Meski saat ini sudah berlangsung sidang dalam mencari titik terang dan keadilan bagi korban Tragedi Kanjuruhan, namun nampaknya masih akan memakan waktu yang lama.

Aparat kepolisian selalu berusaha membenarkan diri atas tindakannya dalam melakukan penembakan gas air mata ke arah tribun penonton. Seolah menegaskan jika kematian bukan jadi hal yang penting.

Diharapkan juga pemerintah dan aparat penegak hukum dapat menyelidiki dan menindaklanjuti tragedi ini dengan baik dan terbuka atas kebenaran yang terjadi kepada masyarakat dengan mempertimbangkan keadilan sosial bagi korban serta masyarakat.

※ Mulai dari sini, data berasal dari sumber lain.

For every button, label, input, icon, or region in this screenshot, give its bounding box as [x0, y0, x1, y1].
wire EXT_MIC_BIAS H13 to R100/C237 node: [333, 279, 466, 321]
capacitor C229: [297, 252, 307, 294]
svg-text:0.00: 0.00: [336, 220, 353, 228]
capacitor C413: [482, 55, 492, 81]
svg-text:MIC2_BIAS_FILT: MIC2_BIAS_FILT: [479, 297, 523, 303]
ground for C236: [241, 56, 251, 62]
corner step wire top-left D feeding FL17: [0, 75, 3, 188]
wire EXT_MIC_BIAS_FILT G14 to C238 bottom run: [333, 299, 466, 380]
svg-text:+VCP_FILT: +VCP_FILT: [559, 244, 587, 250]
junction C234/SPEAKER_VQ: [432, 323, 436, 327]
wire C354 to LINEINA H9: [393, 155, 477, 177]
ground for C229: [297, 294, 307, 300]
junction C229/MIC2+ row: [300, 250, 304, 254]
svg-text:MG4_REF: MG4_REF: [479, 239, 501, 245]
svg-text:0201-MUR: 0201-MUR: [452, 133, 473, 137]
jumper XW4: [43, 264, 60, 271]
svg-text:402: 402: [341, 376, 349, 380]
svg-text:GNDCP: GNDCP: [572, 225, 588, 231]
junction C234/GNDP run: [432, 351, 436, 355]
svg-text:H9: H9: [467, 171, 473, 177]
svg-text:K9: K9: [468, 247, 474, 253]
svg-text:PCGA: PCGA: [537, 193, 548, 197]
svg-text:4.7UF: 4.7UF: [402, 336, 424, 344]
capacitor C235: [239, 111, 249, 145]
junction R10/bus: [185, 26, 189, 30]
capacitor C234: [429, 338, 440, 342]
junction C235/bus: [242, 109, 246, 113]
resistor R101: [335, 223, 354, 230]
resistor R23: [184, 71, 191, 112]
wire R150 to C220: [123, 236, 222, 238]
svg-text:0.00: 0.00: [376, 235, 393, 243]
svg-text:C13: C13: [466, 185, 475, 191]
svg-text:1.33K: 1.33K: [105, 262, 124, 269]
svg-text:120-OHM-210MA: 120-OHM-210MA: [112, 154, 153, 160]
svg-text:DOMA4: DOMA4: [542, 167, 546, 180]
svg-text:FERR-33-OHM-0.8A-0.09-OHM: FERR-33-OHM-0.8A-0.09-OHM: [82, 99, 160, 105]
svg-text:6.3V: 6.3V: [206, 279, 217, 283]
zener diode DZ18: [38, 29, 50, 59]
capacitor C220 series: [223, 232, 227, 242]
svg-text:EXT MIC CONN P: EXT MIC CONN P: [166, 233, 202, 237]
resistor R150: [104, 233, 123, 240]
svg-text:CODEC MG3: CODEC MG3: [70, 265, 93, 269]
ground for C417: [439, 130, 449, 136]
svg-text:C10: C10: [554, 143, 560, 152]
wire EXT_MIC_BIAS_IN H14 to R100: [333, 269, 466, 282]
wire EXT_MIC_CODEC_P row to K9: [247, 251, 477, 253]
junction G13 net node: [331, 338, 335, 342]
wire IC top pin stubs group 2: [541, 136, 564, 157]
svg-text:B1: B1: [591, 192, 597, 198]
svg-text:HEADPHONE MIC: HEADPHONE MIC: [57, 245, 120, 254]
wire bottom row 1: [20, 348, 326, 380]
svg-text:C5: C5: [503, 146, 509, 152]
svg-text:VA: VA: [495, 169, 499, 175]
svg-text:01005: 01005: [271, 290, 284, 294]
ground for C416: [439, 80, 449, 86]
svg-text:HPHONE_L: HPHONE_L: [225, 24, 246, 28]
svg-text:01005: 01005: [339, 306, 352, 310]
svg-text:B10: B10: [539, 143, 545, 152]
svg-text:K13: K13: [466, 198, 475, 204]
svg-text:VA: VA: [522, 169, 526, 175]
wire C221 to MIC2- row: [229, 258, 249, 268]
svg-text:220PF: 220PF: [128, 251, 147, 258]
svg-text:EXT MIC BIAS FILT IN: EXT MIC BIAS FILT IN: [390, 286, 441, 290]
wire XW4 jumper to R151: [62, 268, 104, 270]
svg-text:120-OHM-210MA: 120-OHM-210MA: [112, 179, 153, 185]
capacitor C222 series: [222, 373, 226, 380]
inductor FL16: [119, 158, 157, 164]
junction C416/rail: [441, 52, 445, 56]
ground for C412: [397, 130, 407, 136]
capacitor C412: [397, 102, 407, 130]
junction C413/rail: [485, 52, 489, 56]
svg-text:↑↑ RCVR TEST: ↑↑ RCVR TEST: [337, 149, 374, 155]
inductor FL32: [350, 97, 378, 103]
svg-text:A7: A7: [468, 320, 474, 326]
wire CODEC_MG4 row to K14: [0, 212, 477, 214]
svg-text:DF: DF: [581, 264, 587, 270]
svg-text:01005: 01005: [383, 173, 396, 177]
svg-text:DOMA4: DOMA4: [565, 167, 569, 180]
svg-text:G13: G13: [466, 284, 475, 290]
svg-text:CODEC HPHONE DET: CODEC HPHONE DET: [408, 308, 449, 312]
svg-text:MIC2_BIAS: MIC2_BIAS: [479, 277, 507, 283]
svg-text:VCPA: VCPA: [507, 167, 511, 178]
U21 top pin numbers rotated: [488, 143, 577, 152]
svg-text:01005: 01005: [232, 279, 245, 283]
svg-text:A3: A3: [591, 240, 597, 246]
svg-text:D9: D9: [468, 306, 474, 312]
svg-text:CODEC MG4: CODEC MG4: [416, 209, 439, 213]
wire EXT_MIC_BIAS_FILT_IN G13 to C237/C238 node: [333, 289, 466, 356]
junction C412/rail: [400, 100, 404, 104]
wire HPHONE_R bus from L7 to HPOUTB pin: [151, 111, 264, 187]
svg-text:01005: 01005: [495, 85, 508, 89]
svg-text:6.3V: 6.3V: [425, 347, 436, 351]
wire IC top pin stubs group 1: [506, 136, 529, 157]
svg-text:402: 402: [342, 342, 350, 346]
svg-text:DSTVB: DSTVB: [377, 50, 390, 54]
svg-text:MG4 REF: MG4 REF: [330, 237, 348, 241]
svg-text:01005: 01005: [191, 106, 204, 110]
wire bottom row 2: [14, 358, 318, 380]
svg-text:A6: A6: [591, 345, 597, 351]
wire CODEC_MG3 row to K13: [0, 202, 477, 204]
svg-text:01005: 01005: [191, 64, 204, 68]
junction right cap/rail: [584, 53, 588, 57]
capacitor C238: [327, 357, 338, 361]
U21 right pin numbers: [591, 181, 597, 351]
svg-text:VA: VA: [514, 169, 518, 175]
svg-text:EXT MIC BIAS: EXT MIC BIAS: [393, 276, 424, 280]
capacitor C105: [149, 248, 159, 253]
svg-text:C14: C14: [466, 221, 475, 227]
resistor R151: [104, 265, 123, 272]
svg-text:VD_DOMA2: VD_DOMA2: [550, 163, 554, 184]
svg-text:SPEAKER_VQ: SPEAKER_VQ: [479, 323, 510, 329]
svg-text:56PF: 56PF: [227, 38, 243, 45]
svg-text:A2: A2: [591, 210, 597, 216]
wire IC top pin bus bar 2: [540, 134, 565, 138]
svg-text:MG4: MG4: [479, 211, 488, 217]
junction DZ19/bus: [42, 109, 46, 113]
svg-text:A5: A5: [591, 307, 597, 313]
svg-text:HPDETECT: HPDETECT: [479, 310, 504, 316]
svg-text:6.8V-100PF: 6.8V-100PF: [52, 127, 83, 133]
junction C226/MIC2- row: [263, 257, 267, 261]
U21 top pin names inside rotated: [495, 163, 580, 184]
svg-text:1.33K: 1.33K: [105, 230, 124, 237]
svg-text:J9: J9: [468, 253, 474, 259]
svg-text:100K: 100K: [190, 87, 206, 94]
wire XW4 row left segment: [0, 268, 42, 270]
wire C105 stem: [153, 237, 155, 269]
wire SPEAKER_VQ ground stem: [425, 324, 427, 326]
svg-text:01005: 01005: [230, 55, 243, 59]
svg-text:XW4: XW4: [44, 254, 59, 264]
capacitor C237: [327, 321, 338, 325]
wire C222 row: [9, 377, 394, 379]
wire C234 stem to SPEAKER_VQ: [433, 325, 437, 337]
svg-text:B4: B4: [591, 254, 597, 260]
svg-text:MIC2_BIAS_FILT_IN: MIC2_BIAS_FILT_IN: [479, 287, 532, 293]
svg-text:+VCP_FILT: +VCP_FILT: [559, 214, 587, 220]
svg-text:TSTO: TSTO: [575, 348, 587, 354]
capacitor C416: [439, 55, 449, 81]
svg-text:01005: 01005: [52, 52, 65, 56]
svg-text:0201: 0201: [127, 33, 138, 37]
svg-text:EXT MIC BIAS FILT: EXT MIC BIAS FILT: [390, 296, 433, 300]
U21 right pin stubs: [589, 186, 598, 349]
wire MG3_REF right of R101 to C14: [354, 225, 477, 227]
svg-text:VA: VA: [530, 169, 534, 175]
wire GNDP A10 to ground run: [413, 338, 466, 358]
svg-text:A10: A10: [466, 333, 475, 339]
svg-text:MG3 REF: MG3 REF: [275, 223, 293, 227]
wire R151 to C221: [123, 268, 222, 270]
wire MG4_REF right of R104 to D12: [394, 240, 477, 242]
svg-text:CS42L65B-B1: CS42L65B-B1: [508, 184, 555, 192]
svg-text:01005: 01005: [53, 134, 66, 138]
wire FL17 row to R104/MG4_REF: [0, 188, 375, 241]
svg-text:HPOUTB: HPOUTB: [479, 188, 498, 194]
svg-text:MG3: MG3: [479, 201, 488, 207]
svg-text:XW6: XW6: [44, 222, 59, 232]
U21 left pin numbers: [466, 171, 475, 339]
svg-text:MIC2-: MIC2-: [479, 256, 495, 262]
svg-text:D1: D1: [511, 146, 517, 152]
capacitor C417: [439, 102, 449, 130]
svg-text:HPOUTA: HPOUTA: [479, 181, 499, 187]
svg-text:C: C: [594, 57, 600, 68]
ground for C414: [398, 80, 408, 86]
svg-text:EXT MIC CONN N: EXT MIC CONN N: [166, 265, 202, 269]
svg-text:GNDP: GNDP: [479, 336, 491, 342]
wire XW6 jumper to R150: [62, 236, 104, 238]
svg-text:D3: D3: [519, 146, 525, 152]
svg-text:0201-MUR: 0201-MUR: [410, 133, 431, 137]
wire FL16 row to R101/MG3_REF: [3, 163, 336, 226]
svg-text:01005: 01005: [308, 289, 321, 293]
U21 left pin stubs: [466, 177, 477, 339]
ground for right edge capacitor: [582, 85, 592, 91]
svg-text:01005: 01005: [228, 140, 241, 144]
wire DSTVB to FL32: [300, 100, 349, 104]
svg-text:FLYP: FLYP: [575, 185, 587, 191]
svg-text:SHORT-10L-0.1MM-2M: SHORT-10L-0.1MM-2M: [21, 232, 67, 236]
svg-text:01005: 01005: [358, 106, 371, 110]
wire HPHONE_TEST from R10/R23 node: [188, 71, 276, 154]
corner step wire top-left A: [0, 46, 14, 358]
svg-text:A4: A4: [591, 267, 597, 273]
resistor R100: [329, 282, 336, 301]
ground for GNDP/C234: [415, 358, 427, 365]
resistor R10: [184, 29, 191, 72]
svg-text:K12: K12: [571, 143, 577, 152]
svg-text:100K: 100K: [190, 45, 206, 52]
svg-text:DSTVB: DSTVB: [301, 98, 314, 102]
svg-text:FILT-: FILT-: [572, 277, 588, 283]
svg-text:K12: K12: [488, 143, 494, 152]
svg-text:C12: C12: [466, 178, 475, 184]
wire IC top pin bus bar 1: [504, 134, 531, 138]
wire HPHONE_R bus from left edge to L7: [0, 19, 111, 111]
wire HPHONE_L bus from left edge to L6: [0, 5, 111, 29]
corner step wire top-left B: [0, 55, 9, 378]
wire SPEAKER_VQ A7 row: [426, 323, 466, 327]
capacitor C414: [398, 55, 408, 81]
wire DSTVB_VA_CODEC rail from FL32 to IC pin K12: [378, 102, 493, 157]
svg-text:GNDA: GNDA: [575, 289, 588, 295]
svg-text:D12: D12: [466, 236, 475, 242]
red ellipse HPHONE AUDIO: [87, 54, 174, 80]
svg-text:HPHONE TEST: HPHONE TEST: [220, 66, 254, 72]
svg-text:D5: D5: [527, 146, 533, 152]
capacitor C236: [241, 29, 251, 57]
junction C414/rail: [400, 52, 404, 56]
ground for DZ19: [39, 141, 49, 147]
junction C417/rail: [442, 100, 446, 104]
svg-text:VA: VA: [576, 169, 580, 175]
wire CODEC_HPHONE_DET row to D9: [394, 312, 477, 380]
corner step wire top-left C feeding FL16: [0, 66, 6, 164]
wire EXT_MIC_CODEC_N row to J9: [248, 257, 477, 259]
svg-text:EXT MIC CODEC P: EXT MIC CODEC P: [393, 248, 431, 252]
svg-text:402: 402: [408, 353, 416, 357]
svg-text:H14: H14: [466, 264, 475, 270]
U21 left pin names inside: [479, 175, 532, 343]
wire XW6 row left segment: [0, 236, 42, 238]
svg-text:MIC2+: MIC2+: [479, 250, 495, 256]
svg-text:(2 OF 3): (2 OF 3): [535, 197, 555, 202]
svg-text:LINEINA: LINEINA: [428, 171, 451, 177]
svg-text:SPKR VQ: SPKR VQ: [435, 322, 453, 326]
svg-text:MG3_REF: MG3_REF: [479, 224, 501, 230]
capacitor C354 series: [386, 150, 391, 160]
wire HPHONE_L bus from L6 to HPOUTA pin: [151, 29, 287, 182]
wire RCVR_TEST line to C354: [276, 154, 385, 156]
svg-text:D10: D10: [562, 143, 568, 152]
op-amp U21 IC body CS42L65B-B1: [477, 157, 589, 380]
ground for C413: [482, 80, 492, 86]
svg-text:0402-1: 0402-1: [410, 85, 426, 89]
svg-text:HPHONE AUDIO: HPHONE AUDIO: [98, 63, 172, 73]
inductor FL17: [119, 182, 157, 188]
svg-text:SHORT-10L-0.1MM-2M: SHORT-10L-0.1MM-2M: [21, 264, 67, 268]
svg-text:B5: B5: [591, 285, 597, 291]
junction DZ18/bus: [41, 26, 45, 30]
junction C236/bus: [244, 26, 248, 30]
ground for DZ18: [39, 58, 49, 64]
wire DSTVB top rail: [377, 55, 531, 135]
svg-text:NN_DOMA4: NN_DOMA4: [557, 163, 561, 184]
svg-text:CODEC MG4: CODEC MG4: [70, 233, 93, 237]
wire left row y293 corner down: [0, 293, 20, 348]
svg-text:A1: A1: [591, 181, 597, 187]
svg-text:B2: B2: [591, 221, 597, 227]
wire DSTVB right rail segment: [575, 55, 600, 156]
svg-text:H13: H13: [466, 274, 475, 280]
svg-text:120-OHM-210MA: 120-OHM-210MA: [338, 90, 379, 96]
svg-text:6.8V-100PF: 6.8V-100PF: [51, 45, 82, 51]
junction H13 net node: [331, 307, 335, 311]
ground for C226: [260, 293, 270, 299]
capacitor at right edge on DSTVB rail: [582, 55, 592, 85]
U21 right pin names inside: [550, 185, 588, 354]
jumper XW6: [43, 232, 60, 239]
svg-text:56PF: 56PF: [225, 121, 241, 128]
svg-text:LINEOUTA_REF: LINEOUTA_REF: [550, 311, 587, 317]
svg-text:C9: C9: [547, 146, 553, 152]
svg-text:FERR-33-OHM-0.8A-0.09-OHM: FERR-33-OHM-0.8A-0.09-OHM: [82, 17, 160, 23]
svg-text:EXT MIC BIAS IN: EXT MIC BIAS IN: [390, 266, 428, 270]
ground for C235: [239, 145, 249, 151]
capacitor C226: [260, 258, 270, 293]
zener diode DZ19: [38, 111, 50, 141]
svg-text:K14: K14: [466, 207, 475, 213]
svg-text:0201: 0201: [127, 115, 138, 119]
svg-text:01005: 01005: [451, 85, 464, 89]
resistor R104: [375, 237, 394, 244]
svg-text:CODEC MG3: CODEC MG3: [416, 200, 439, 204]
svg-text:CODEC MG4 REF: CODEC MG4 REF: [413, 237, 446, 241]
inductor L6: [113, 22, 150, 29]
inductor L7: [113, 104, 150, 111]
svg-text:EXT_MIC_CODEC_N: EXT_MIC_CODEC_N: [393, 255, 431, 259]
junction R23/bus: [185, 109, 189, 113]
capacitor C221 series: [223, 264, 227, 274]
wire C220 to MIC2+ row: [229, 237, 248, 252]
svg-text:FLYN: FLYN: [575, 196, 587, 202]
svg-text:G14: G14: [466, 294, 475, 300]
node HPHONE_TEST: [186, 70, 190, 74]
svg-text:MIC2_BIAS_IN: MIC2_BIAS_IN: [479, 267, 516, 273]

Dan yang paling penting agar semua suporter mengevaluasi diri. Bersatu dan tidak perlu mengeluarkan pendapat yang dapat menyakiti korban. Apalagi sampai ikut dalam aksi-aksi yang tidak perlu.

Ada tanggung jawab etis dengan menghargai hak hidup orang lain.

Semoga tak pernah ada lagi suporter yang pergi pamit menonton sepakbola namun tak pernah kembali lagi ke rumah.